We are driving through the New Zealand landscape in the slanting
late afternoon sunlight. The dads—my father and Michael are in the front seat;
the kids—Aidan and I are in the back. This was a spur of the moment weekend
trip to see Rob and Dani on the other side of the country. We have been meaning
to get there forever and had hoped to go next week but the schedule got messed
up and suddenly this weekend was the only chance to go. The next round of chemo is looming (one week
from tomorrow) and I know that my windows open and close here.
But traveling—even a road trip—during chemo is somewhat
daunting. I woke up Saturday morning to a sore throat and stuffy nose, the sort
of cold that is a common visitor in the winter. But during chemo, a cold is
frightening because I have no immune system, and a cold can turn into a threatening
illness without notice. The doctors and nurses in the chemo clinic always ask
what the dangerous temperature is: 38 Celsius. Hit 38 and it’s time to go to
the hospital instantly. So into the car bag went the vitamins for the day, the
new shawl from Sue that I don’t let out of my sight, water to keep me ultra
hydrated, a choice of head coverings (from warm beanies to soft scarves to a
wig) and the thermometer to take my temperature frequently to be sure the cold
didn’t turn dangerous.
At home I have been amazed at how regular I feel, how
healthy and strong. I walk in the hills with Melissa each day. I cook dinner
(and inedible sugar and flour free desserts) at night. I edit my book and talk
to clients and meet with my partners. I feel like my old self. Setting off into
the wilds of New Zealand, I suddenly felt fragile and exhausted—and sick. I
needed to guard myself from the sun, from the wind, from the cold. I needed to
decide what head covering to wear in the car, through the towns, when we got
out for breakfast. I noticed more strongly than usual how the taste of food
seems to come to me from a long distance, as though I ate it with a paper
wrapping on it muting its flavours. I was more struck by the ways I ached, how
tired I get in the middle of the day, how bloodshot and dry my eyes are right
now. I was surprised at how different I showed up to myself once we were away
from home.
And at the same time, we had the sort of magical time I would
expect with my dad and my family visiting our oldest friend in the house he
loves so much. We went to the restaurant at the Craggy Range winery for a
magnificent lunch in the sparkling sun and admired the grapevines turning red
for autumn. We ate beautiful food at Rob and Dani’s house (ah the baba ganoush)

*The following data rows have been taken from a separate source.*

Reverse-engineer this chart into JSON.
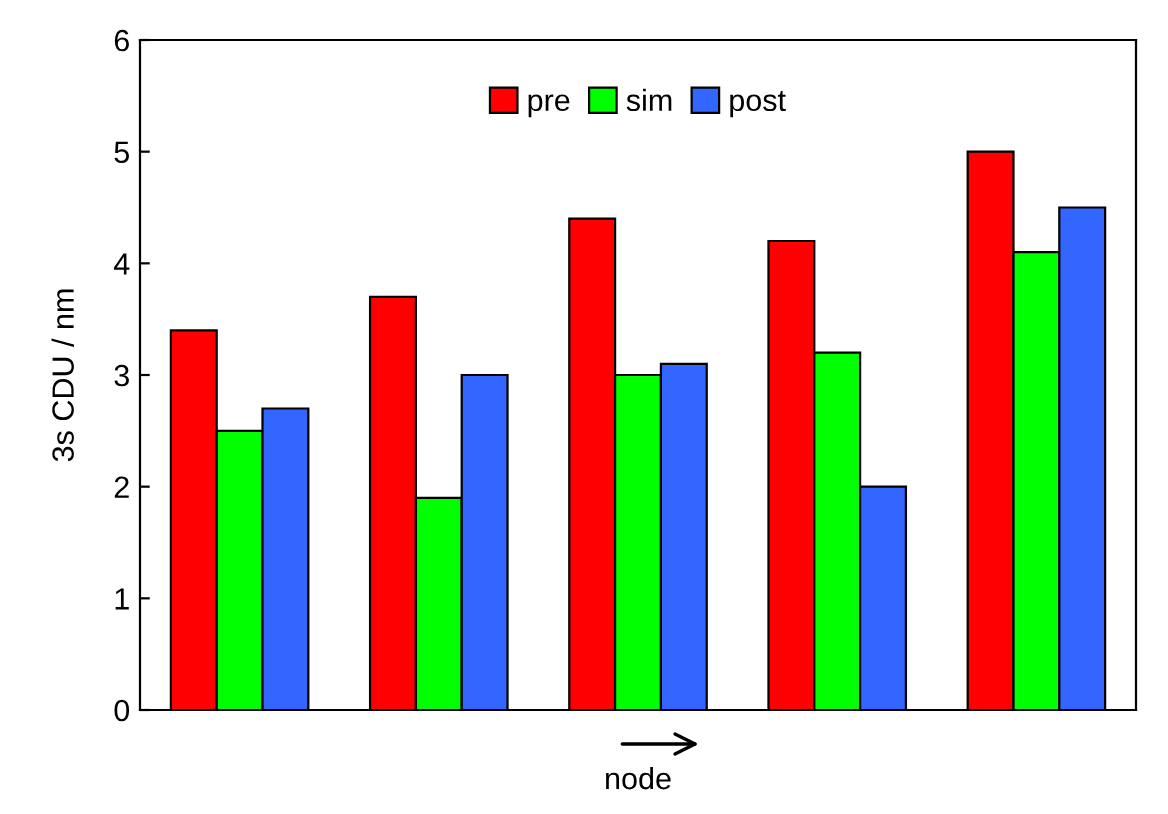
{
  "chart_data": {
    "type": "bar",
    "ylabel": "3s CDU / nm",
    "xlabel": "node",
    "categories": [
      null,
      null,
      null,
      null,
      null
    ],
    "series": [
      {
        "name": "pre",
        "color": "#ff0000",
        "values": [
          3.4,
          3.7,
          4.4,
          4.2,
          5.0
        ]
      },
      {
        "name": "sim",
        "color": "#00ff00",
        "values": [
          2.5,
          1.9,
          3.0,
          3.2,
          4.1
        ]
      },
      {
        "name": "post",
        "color": "#3366ff",
        "values": [
          2.7,
          3.0,
          3.1,
          2.0,
          4.5
        ]
      }
    ],
    "ylim": [
      0,
      6
    ],
    "yticks": [
      0,
      1,
      2,
      3,
      4,
      5,
      6
    ],
    "grid": false,
    "legend": "top"
  }
}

and wandered across the farm they live on, chattering with the . This morning
we walked through a farmers market teeming with colour and sound and flavor,
around art deco Napier, and along beaches with rolling waves. Dad and I joked
about how absurd it is to try and take pictures from a moving car, but how
impossible to stop the car at every beautiful spot. We laughed and talked and
walked and ate like old days.
This is the way life looks from here I guess. I am sick. I
am fragile. You’re fragile too—we all are really. Being a human is a delicate
business. And I am strong. I am resilient. You are too—it’s amazing to get up
each day and get through all that needs to get done. I didn’t used to carry
those two threads so consistently and simultaneously with me. I used to
sometimes feel well and sometimes feel sick. And now I am more consistently
both, leaning harder towards sick in the first week of chemo and leaning harder
towards well in the later ones. But my shiny bald head is a constant reminder
that I am not well, even in my healthiest days. And the chemo that makes me
sick is supposed to be dealing with the cancer that would make me sicker. It’s
all a tangle. I wonder if this tangled awareness is what Jonathan talked about
as “healing.” Healing, he told me, is not a physical outcome; healing is
emotional. And I wonder if for me healing is this constant understanding that
life is neither about being sick nor well, strong nor fragile, but a tilting
shifting slippery balance of each, using the braid of the two ideas to make me
more full, more human somehow.
1 comment:
Your comments remind me that life is not contained in tomorrow, nor in yesterday, but in this here and now precious moment. I'm glad you have so many wonderful people supporting you in these precious moments.